Last night, I had the privilege and pleasure, respectively, of watching Beyoncé and Jay Z perform for something like three hours. The concert, at CenturyLink Field, was the last date of their On the Run II tour. The Carters performed some songs together, and others solo.

Jay has so many hits, and played a ton of them—Dirt Off Your Shoulders, Song Cry, Public Service Announcement, 99 Problems, Big Pimpin’, N***** in Paris, etc.—and it was fun to listen. But he’s no longer at the peak of his powers. Jay was fine.

Beyoncé, of course, was perfect. Every element of her performance was a study in mastery and craft. Her dancing is peerless, her taste and style are unimpeachable. Beyoncé’s singing was virtuosic—not in the sense of her usable range, which is impressive—but in her sense of phrasing, attack, variation and improvisation, and so on. Her sense of the musical moment, her choices and taste, were sublime. That is all the more remarkable since she was, again, dancing her ass off and the temperature was in the 40s.

Anyway, duh. Saying Beyoncé is good is banal to the extreme. Somehow, Beyoncé always brings the goods, and that makes superlatives useless. We expect it, maybe even take it for granted. How can someone be better if she is always best?

Let me put it this way. I was in Paris a few weeks ago (it was great, thanks for asking,) and went to a museum called the Musée de l’Orangerie. This museum is more obscure and much smaller than the Louvre, which you may recall the Carters took over for a full day—just because they could—for a recent video and photo shoot.

The Musée de l’Orangerie is the home of Claude Monet’s opus, the Water Lillies. To be specific, eight mural-size Water Lilly paintings, each made up of several large canvases, reside in the Musée de l’Orangerie, in two otherwise blank oval rooms designed to Monet’s specifications.

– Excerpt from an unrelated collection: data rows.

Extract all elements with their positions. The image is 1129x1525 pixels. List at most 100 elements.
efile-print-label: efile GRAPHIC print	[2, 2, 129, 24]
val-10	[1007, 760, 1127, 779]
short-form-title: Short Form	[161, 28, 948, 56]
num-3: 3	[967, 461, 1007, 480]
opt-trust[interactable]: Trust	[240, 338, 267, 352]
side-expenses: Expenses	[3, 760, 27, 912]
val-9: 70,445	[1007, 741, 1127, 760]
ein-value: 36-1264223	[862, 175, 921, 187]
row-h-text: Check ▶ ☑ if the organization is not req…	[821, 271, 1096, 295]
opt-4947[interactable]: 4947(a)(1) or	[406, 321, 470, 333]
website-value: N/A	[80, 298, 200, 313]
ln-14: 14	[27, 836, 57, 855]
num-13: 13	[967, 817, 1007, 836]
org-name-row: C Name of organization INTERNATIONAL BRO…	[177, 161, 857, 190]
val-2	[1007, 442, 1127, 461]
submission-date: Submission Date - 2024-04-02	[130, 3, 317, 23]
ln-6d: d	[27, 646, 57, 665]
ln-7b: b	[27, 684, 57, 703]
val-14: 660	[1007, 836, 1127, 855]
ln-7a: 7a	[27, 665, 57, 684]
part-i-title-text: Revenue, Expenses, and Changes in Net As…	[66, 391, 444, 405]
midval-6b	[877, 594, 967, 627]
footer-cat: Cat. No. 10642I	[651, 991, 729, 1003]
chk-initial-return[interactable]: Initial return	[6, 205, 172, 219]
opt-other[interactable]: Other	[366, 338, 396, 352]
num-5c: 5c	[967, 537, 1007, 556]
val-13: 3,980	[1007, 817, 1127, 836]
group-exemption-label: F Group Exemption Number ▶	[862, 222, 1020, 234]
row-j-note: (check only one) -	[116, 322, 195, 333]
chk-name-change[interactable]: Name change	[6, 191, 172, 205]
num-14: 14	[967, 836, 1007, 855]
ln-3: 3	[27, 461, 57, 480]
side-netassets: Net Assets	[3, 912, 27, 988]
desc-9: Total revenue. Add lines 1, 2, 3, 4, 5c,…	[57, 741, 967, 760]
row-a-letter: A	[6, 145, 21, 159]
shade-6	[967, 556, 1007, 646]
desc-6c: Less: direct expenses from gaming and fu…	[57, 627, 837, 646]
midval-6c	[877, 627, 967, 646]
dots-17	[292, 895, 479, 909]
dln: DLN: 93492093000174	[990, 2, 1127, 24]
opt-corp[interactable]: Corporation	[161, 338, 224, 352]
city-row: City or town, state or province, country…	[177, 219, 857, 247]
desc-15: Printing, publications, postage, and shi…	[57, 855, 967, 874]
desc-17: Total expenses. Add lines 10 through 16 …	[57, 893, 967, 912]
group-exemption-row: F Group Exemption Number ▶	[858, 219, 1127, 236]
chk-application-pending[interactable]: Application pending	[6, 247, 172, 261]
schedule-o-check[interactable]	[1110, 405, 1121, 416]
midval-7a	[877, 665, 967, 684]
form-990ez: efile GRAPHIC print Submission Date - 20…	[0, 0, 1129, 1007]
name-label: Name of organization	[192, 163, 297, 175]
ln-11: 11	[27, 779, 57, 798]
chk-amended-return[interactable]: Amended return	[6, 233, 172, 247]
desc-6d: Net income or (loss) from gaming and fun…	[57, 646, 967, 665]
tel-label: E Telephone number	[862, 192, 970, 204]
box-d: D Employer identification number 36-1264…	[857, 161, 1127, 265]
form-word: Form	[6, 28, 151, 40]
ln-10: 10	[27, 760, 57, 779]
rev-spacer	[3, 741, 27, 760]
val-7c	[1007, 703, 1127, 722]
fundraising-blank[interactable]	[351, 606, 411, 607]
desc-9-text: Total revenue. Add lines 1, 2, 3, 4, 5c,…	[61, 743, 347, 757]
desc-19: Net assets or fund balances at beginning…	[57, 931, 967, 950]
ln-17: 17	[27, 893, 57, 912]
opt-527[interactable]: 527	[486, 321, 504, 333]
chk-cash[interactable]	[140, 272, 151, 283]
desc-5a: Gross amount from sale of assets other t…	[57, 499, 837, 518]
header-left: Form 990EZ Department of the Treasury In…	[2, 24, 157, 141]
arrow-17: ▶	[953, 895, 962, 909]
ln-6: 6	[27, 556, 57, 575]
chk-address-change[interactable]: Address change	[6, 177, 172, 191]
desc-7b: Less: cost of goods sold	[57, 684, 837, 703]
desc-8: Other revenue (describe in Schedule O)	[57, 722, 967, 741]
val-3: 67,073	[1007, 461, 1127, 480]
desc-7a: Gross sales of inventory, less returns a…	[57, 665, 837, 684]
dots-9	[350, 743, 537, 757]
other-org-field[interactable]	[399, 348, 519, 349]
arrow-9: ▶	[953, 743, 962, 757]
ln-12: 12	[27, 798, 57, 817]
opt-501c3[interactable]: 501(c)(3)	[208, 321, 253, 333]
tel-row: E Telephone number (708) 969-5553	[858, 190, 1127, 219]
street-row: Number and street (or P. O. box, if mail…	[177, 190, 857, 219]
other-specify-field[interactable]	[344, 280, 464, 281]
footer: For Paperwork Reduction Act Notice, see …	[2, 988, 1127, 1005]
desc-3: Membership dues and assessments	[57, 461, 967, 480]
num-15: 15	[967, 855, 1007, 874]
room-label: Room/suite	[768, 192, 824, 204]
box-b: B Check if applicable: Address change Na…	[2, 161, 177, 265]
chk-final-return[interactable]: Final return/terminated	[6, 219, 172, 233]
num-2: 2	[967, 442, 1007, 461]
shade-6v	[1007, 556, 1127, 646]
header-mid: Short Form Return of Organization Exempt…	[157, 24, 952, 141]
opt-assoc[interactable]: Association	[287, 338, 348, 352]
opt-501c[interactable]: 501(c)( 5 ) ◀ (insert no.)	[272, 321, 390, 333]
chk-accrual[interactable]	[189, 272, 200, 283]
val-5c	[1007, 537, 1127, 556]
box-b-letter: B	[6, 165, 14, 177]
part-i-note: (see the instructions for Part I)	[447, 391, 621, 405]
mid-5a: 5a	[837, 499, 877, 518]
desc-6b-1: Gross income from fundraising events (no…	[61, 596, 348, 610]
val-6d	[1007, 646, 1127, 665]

You are invited to sit on the comfortable, padded benches in the middle of these rooms and look for as long as you want at the paintings. I was entranced by Monet’s mastery, and the beauty he painted. I only had an hour to look, but I would have stayed for two, eight, or seventeen.

Watching Beyoncé perform last night was just like that. I was deeply moved, and I’ll never forget it.